How climate change will overturn force majeure clauses in renewable energy contracts

Hannetjie Marais, legal advisor at Inlexso.
Hannetjie Marais, legal advisor at Inlexso.

Traditionally, force majeure clauses in business contracts cover businesses against failure to deliver on their contractual obligations when an extraordinary event that is unforeseeable and beyond their control takes place.

Currently, some contractual parties pay little attention to the clause, using it in standard, boilerplate formats of either all-in clauses covering almost any “act of God” or lists that include several adverse eventualities like hurricanes, wars and terrorist attacks. But climate change and the many unexpected weather patterns it is bringing about globally means that force majeure clauses should not only include destructive weather-related events like floods and storms.

Legal advisors must also provide for the lack of weather conditions like wind or sunshine that could significantly affect the quality and quantity of natural resources that fuel the production of renewable energy. “The best route to take is to draft a force majeure clause that encompasses weather conditions that could affect the expected performance of a renewable energy facility,” says Hannetjie Marais, legal advisor at Inlexso.

Companies that own renewable projects typically undertake financial modelling for their projects in the development phase. The model covers all the stages of the project – from inception to decommissioning – and considers factors like historical weather data and the technology that is used.

“The objective is to get a full picture of what the total revenue of the facility will be over its lifetime. But because of climate change, businesses can no longer rely on historical weather information such as wind data to help develop an accurate financial model. We are seeing significantly less windy conditions in some geographical areas, which affects the production of wind energy.”

Some wind farms in the Eastern Cape have experienced their worst operating periods in the past two years due to lower wind availability. They are unable to harvest enough wind to meet their production targets, with the result that they deliver less wind energy to their clients.

“We have always been concerned about adverse weather events such as flooding, tornadoes and earthquakes,” says Marais. “But business performance is evidently also being affected by the absence of certain weather conditions which have never been catered for in force majeure contracts before.”

“In future, lawyers will have to be pro-active and diligent in envisaging what the potential impact of climate change will be on renewable energy projects and their production – and draft force majeure clauses accordingly.”

It follows that businesses and sectors that use and rely on renewable energy could also be affected by adverse weather conditions, including the mining, manufacturing, industrial and agriculture sectors.

“Any weather anomaly can have a disastrous impact on renewable energy facilities.

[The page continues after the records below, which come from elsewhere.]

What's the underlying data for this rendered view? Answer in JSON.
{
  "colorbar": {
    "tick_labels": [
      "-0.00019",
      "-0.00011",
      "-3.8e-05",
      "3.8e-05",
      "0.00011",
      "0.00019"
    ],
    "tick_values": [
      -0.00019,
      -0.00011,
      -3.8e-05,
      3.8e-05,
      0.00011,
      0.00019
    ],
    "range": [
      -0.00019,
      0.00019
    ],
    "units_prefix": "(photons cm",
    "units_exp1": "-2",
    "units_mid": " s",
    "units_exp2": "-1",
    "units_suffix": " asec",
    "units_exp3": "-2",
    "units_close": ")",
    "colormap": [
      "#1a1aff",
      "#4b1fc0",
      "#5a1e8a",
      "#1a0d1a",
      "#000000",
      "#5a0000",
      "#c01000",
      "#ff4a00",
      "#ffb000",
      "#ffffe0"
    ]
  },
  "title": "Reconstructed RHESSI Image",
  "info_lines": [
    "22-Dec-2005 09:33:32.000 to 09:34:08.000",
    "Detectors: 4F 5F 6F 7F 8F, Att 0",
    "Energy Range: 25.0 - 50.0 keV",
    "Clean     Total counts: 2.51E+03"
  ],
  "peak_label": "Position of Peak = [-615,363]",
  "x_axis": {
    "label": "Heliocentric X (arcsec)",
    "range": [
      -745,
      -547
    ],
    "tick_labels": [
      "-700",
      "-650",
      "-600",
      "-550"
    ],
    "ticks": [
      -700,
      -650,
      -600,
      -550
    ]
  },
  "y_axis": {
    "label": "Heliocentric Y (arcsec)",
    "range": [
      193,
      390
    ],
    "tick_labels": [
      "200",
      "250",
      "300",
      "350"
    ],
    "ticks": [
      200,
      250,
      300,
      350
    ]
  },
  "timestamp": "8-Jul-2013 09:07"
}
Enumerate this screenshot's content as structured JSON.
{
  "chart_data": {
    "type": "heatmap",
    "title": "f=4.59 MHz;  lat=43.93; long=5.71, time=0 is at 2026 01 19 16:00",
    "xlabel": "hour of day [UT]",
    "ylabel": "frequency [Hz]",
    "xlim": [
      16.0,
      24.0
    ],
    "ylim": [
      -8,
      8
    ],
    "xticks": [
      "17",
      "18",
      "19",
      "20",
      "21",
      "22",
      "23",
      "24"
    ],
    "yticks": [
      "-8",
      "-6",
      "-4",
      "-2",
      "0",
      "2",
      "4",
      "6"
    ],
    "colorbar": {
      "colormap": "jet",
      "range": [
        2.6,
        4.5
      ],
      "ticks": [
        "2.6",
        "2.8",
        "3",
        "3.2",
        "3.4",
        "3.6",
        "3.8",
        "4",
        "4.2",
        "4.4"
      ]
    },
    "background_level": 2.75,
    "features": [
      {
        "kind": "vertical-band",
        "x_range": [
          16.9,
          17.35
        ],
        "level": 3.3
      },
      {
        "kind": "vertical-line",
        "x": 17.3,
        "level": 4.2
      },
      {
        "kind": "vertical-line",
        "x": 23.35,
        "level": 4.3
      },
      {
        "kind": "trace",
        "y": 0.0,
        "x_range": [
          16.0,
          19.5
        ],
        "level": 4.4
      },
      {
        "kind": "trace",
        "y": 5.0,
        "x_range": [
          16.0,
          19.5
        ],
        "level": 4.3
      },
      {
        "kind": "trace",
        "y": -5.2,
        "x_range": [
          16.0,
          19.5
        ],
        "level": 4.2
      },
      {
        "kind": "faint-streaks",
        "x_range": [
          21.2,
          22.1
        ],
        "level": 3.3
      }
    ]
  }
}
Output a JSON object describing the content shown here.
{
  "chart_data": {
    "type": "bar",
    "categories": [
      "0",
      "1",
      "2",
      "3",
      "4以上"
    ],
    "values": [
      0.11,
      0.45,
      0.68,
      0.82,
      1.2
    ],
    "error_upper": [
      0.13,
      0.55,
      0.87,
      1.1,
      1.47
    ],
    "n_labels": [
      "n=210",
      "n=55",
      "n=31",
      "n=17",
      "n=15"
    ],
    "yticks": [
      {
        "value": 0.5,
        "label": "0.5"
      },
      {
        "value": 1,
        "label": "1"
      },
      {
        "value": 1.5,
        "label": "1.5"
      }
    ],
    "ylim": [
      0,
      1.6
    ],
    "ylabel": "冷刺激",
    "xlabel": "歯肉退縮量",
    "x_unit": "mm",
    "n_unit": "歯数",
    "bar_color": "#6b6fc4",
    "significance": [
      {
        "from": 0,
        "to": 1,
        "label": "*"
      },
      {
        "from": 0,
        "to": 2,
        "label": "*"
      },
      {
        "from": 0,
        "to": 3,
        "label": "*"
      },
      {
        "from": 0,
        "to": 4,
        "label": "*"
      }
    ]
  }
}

Flooding can prevent access to facilities or completely submerge the facilities, and seismic activity could disturb the delicate balance of wind turbine facilities,” says Marais. “Geographical location is now a much bigger factor in deciding which renewable energy sources and technologies businesses opt for.”

Defending force majeure clauses in court

When a force majeure clause is worded correctly, for example by defining an event as an act of God or a weather event caused by climate change, the clause can be defended in a court of law or in front of a legal tribunal. This is because the signatories to the contract have agreed, by signing the contract, that climate change is not foreseeable.

“I think it is unavoidable that we will have to take this to court sooner or later,” says Marais. “There will be disputes where one party needs to prove that a weather event was caused or is linked to climate change. Some might be upset if the traditional view of force majeure is overturned, but this will be a development of our legal system.”

Marais says that there is not yet a local and international legal precedent for the enforcement of force majeure clauses covering unexpected weather patterns related to climate change. International case law is only beginning to address the matter, with most of the case law emanating from the United States. International rulings are relevant to South Africa in the sense that the country refers to English case law rulings in some areas like construction law.

Pro-actively addressing risk       

There needs to be a greater awareness that climate change and new weather patterns are increasingly having an impact on businesses. “We have to act now and put provisions, clauses and systems in place that will protect our clients in various business sectors for the next 20 years,” says Marais.

“Businesses typically enter long-term contracts, which implies that you have one chance to protect the business against the risks it will face in the course of its activities. In the worst-case scenario, a business needs to be protected against not meeting its debt coverage ratios and its loan being called up by its financial institution as a result. It is prudent to follow a new way of thinking and be pro-active in protecting your enterprise instead of waiting for disruptive or damaging events to occur. Climate change is affecting us here and now.”